Compute¶
1. Compute Statement¶
The "Compute" statement allows users to process data using ThanoSQL's "Compute" functions.
2. Compute Functions¶
2-1. groupby_emb_mean¶
The "groupby_emb_mean" is a function that groups by labels if embeddings and a label column exist in the data table and averages the embedding values.
groupby_emb_mean Syntax
query_statement:
query_expr
FUNCTION compute.groupby_emb_mean
OPTIONS (
expression [ , ...]
)
{ AS (query_expr) | FROM {file_path_expression} }
OPTIONS Clause
OPTIONS (
(label_col=column_name),
(emb_col=column_name),
[result_col=expression]
)
The "OPTIONS" clause allows you to change the value of a parameter. The definition of each parameter is as follows.
- "label_col": the name of the column containing information about the label (str)
- "emb_col": the name of the column containing information about the embedding (str)
- "result_col": the name of the column containing the embeddings' mean values (str, optional, default: 'emb_mean_result')
groupby_emb_mean Example
%%thanosql
FUNCTION compute.groupby_emb_mean
OPTIONS (
label_col='label',
emb_col='convert_result',
result_col='result_col'
)
AS
SELECT * FROM mnist_train_test
2-2. similarity¶
The "similarity" is a function that uses the average embedding value of the unlabeled data to obtain similarity and label the data.
similarity Syntax
query_statement:
query_expr
FUNCTION compute.similarity
OPTIONS (
expression [ , ...]
)
{ AS (query_expr) | FROM {file_path_expression} }
OPTIONS Clause
OPTIONS (
(emb_col=column_name),
(src_table=expression),
(src_emb_col=column_name),
(src_label_col=column_name),
[top_k=VALUE],
[result_col=expression]
)
The "OPTIONS" clause allows you to change the value of a parameter.
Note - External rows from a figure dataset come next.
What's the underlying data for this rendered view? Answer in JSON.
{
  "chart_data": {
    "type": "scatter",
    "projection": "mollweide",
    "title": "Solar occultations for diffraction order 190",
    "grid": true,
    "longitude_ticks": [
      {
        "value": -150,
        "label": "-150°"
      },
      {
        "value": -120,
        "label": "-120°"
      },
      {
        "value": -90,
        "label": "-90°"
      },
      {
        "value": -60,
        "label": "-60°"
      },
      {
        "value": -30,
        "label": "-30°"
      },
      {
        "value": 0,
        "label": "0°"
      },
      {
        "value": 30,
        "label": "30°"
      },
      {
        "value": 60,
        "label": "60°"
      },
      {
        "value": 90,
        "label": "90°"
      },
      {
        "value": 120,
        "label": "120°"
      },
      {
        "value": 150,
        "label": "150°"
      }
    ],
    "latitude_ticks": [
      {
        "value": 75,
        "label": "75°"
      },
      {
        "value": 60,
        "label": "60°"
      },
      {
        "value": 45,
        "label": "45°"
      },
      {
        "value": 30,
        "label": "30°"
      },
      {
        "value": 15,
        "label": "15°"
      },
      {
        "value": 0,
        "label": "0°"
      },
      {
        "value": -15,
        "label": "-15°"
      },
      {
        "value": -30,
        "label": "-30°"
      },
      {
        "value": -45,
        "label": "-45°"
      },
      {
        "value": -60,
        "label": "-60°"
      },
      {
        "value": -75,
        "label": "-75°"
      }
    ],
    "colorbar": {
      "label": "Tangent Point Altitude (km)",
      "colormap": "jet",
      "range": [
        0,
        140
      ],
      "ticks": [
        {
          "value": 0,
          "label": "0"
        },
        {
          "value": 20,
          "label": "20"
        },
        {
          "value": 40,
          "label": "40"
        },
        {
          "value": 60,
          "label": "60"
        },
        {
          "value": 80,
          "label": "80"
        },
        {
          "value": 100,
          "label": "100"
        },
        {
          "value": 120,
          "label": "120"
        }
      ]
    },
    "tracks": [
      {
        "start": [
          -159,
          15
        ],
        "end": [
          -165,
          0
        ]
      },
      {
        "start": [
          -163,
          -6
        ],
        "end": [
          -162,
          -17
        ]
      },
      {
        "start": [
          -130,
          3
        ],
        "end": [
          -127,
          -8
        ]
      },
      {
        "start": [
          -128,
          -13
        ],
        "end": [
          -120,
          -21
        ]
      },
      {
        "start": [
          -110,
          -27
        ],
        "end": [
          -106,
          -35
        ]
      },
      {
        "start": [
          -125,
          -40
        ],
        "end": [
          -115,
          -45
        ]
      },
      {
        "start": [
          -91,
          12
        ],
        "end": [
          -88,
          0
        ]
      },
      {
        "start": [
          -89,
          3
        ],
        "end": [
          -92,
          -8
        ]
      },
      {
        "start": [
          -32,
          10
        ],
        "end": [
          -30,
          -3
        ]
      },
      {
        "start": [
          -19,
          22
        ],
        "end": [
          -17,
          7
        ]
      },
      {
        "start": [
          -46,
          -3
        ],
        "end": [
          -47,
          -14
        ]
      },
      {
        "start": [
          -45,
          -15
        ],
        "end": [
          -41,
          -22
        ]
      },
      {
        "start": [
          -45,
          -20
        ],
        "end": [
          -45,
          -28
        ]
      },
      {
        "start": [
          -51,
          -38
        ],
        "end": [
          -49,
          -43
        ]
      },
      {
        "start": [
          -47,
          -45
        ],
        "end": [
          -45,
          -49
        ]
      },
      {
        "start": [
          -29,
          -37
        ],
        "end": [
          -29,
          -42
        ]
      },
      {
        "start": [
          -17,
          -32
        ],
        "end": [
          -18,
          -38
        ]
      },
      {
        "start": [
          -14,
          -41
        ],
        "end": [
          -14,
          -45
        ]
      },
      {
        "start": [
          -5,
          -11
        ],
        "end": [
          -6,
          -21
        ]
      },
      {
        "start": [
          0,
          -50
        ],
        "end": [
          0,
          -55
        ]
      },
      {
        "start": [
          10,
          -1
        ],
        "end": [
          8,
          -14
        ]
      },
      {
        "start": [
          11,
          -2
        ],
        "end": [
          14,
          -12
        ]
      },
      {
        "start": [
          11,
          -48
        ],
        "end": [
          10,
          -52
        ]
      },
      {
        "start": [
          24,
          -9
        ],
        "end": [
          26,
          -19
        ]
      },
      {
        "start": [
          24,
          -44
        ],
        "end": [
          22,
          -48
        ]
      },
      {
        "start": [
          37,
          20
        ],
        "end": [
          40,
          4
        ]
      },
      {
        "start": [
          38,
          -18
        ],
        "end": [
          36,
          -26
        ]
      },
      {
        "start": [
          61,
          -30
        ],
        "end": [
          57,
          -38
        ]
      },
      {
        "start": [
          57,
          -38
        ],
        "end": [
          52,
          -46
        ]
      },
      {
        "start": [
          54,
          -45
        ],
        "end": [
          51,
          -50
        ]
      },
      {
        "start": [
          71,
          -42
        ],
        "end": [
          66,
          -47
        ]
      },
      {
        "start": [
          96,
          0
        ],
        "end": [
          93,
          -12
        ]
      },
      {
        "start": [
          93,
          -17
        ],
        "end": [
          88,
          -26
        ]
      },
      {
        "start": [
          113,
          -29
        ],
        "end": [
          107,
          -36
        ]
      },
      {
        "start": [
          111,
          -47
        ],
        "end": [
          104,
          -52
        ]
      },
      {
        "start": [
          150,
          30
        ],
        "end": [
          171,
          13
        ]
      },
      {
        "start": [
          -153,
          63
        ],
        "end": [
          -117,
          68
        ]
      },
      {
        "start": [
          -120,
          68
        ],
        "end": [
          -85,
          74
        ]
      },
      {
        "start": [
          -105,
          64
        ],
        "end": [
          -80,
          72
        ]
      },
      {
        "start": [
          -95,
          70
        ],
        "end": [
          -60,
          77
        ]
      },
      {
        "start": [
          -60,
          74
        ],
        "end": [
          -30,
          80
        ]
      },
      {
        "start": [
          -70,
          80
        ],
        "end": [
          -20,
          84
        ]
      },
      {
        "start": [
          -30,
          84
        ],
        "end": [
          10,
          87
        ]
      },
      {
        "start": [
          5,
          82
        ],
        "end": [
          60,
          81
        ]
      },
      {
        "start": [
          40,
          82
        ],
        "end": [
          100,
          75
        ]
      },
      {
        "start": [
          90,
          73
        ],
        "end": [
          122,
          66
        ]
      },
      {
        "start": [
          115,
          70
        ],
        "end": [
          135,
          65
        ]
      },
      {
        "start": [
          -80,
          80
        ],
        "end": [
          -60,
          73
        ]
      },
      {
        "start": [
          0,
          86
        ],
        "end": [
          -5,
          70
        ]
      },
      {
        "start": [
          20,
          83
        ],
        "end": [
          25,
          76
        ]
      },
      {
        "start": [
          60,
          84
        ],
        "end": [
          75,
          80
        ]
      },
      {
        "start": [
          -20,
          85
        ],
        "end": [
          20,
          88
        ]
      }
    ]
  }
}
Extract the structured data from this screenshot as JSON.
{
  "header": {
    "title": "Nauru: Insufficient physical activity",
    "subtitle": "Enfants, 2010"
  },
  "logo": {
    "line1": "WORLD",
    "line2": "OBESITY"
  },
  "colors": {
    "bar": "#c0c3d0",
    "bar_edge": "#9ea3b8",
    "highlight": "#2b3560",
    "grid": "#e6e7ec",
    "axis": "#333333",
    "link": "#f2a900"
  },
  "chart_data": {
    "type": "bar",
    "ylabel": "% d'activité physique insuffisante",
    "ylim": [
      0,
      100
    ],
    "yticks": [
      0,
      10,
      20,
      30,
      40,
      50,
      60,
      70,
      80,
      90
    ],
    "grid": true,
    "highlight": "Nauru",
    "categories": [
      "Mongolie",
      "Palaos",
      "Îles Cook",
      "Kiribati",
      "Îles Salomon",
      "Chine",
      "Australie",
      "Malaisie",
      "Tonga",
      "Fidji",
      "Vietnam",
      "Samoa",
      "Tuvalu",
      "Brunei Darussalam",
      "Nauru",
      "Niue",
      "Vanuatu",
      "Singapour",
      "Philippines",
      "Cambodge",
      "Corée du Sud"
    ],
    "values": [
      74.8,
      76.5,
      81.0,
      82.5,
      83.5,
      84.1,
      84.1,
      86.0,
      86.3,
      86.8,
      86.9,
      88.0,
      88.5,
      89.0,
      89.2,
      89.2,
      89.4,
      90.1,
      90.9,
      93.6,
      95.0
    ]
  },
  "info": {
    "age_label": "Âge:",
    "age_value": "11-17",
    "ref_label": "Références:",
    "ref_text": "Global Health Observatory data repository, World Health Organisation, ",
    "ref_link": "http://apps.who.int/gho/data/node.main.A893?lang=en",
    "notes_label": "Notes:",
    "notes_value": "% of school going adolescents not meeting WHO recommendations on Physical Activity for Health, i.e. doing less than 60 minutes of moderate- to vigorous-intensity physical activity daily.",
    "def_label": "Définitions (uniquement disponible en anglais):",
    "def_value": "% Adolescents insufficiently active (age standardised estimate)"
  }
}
The definition of each parameter is as follows.
- "emb_col": the name of the column to be labeled (str)
- "src_table": the name of the table containing information about the average embedding value (str)
- "src_emb_col": the name of the column containing the embedding value (str)
- "src_label_col": the name of the column containing the label (str)
- "top_k": the number of label to be provided (int, optional, default: 1)
- "result_col": the name of the column containing the similarity values (str, optional, default: 'similarity_result')
similarity Example
%%thanosql
FUNCTION compute.similarity
OPTIONS (
emb_col='convert_result',
src_table='mnist_train_test',
src_emb_col='convert_result',
src_label_col='label',
top_k=3,
result_col='result_col'
)
AS
SELECT * FROM mnist_train_test
Last update:
2023-01-03